O ano de 2025 trouxe um rali forte na renda variável, porém alguns índices dispararam além do Ibovespa e chamaram a atenção de analistas. Enquanto o principal índice da bolsa avança com força, diversos indicadores de títulos públicos e renda fixa entregam retornos que encostam — e em alguns momentos ultrapassam — a bolsa brasileira.
Ibovespa sobe forte, mas concorrentes avançam ainda mais
Segundo dados atualizados da B3, o Ibovespa acumula alta acima de 28% em 2025, impulsionado pelo apetite ao risco e pela melhora nas expectativas macroeconômicas.
A performance impressiona, porém alguns índices ligados ao mercado de juros se aproximam rapidamente do retorno da bolsa.
Além disso, reportagens da CNN Brasil mostraram que o movimento da renda fixa longa tem surpreendido analistas ao acompanhar a força da renda variável.
IDkA IPCA 30A se destaca com forte valorização
Entre os destaques, o IDkA IPCA 30A — índice que acompanha títulos públicos corrigidos pela inflação e com vencimento de longo prazo — acumula aproximadamente 24,7% no ano, conforme dados divulgados pela própria B3:
Esse movimento acontece porque o mercado já precifica um ciclo de queda estrutural dos juros, o que valoriza agressivamente papéis de vencimento mais longo.
HPrefixados também surpreendem: IDkA PRÉ 5A dispara
Outro índice que corre perto do Ibovespa é o IDkA PRÉ 5A, que replica títulos prefixados de médio prazo.
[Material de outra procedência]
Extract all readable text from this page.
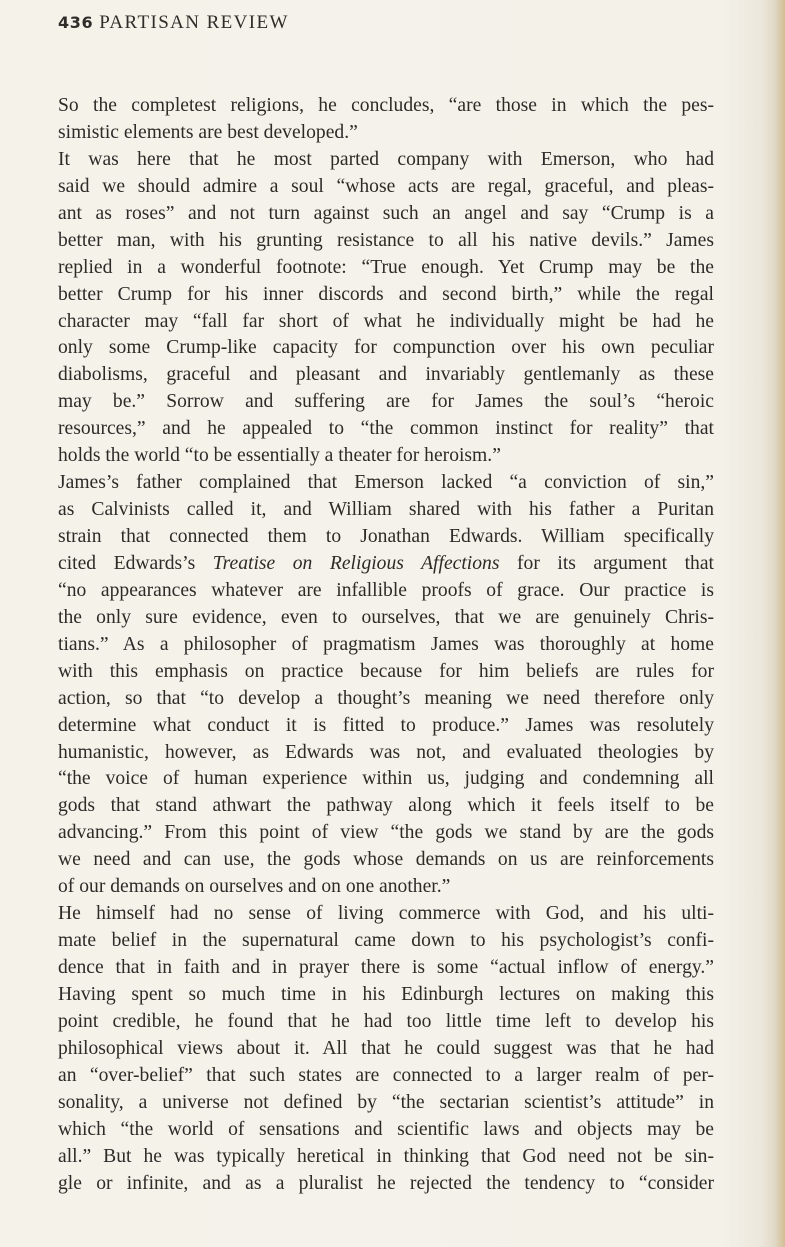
436 PARTISAN REVIEW
So the completest religions, he concludes, “are those in which the pes-
simistic elements are best developed.”
It was here that he most parted company with Emerson, who had
said we should admire a soul “whose acts are regal, graceful, and pleas-
ant as roses” and not turn against such an angel and say “Crump is a
better man, with his grunting resistance to all his native devils.” James
replied in a wonderful footnote: “True enough. Yet Crump may be the
better Crump for his inner discords and second birth,” while the regal
character may “fall far short of what he individually might be had he
only some Crump-like capacity for compunction over his own peculiar
diabolisms, graceful and pleasant and invariably gentlemanly as these
may be.” Sorrow and suffering are for James the soul’s “heroic
resources,” and he appealed to “the common instinct for reality” that
holds the world “to be essentially a theater for heroism.”
James’s father complained that Emerson lacked “a conviction of sin,”
as Calvinists called it, and William shared with his father a Puritan
strain that connected them to Jonathan Edwards. William specifically
cited Edwards’s Treatise on Religious Affections for its argument that
“no appearances whatever are infallible proofs of grace. Our practice is
the only sure evidence, even to ourselves, that we are genuinely Chris-
tians.” As a philosopher of pragmatism James was thoroughly at home
with this emphasis on practice because for him beliefs are rules for
action, so that “to develop a thought’s meaning we need therefore only
determine what conduct it is fitted to produce.” James was resolutely
humanistic, however, as Edwards was not, and evaluated theologies by
“the voice of human experience within us, judging and condemning all
gods that stand athwart the pathway along which it feels itself to be
advancing.” From this point of view “the gods we stand by are the gods
we need and can use, the gods whose demands on us are reinforcements
of our demands on ourselves and on one another.”
He himself had no sense of living commerce with God, and his ulti-
mate belief in the supernatural came down to his psychologist’s confi-
dence that in faith and in prayer there is some “actual inflow of energy.”
Having spent so much time in his Edinburgh lectures on making this
point credible, he found that he had too little time left to develop his
philosophical views about it. All that he could suggest was that he had
an “over-belief” that such states are connected to a larger realm of per-
sonality, a universe not defined by “the sectarian scientist’s attitude” in
which “the world of sensations and scientific laws and objects may be
all.” But he was typically heretical in thinking that God need not be sin-
gle or infinite, and as a pluralist he rejected the tendency to “consider
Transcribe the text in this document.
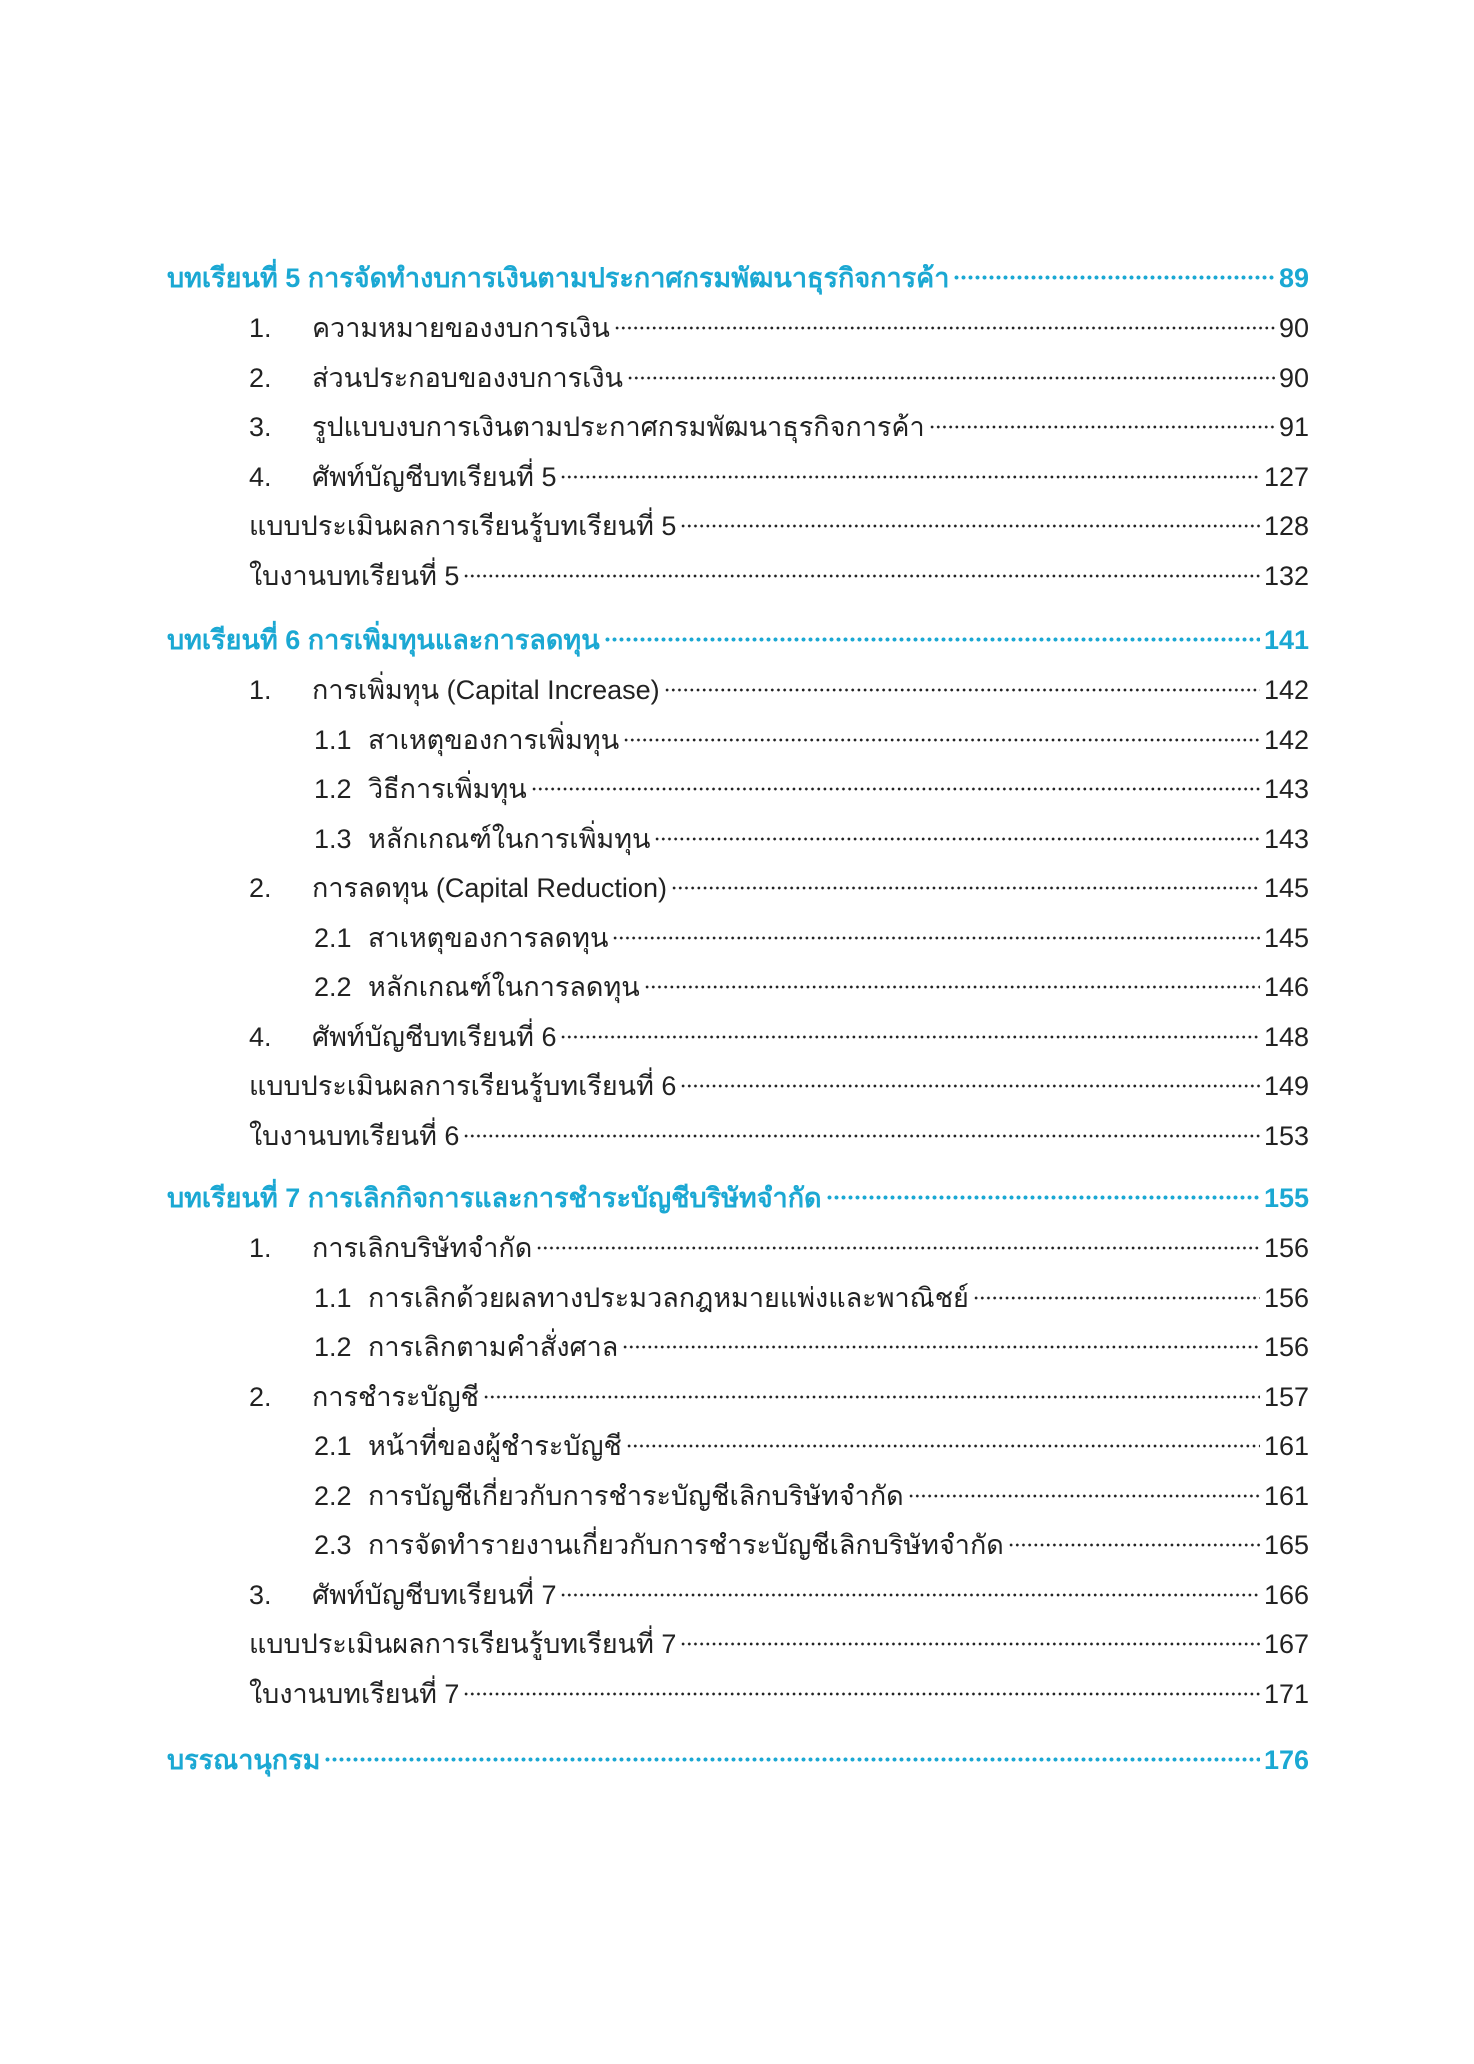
บทเรียนที่ 5 การจัดทำงบการเงินตามประกาศกรมพัฒนาธุรกิจการค้า	89
1.	ความหมายของงบการเงิน	90
2.	ส่วนประกอบของงบการเงิน	90
3.	รูปแบบงบการเงินตามประกาศกรมพัฒนาธุรกิจการค้า	91
4.	ศัพท์บัญชีบทเรียนที่ 5	127
แบบประเมินผลการเรียนรู้บทเรียนที่ 5	128
ใบงานบทเรียนที่ 5	132
บทเรียนที่ 6 การเพิ่มทุนและการลดทุน	141
1.	การเพิ่มทุน (Capital Increase)	142
1.1 สาเหตุของการเพิ่มทุน	142
1.2 วิธีการเพิ่มทุน	143
1.3 หลักเกณฑ์ในการเพิ่มทุน	143
2.	การลดทุน (Capital Reduction)	145
2.1 สาเหตุของการลดทุน	145
2.2 หลักเกณฑ์ในการลดทุน	146
4.	ศัพท์บัญชีบทเรียนที่ 6	148
แบบประเมินผลการเรียนรู้บทเรียนที่ 6	149
ใบงานบทเรียนที่ 6	153
บทเรียนที่ 7 การเลิกกิจการและการชำระบัญชีบริษัทจำกัด	155
1.	การเลิกบริษัทจำกัด	156
1.1 การเลิกด้วยผลทางประมวลกฎหมายแพ่งและพาณิชย์	156
1.2 การเลิกตามคำสั่งศาล	156
2.	การชำระบัญชี	157
2.1 หน้าที่ของผู้ชำระบัญชี	161
2.2 การบัญชีเกี่ยวกับการชำระบัญชีเลิกบริษัทจำกัด	161
2.3 การจัดทำรายงานเกี่ยวกับการชำระบัญชีเลิกบริษัทจำกัด	165
3.	ศัพท์บัญชีบทเรียนที่ 7	166
แบบประเมินผลการเรียนรู้บทเรียนที่ 7	167
ใบงานบทเรียนที่ 7	171
บรรณานุกรม	176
Ele acumula cerca de 23,6% em 2025, apoiado no recuo esperado da taxa Selic.
Por outro lado, analistas do Valor Econômico destacam que o desempenho forte dos prefixados está associado a um ambiente de maior previsibilidade sobre inflação.
O que explica essa corrida da renda fixa longa?
Enquanto isso, especialistas apontam três fatores principais:
- Queda projetada dos juros — valorizando títulos prefixados e atrelados ao IPCA.
- Busca por proteção — investidores procuram alternativas menos voláteis à bolsa.
- Convergência fiscal temporária — que melhora a percepção de risco do país.
Além disso, informações da Reuters reforçam que o movimento dos investidores estrangeiros elevou o fluxo para títulos públicos.
Para o investidor, o recado é claro: diversificação vence
Portanto, quem diversificou entre renda fixa longa e bolsa viu a carteira se equilibrar com retornos robustos — e, em alguns casos, com risco menor.
Além disso, a combinação entre títulos IPCA+, prefixados e renda variável ajuda a suavizar oscilações e ampliar oportunidades de ganho.
Conclusão
Até aqui, 2025 mostra que apostar só no Ibovespa não é suficiente.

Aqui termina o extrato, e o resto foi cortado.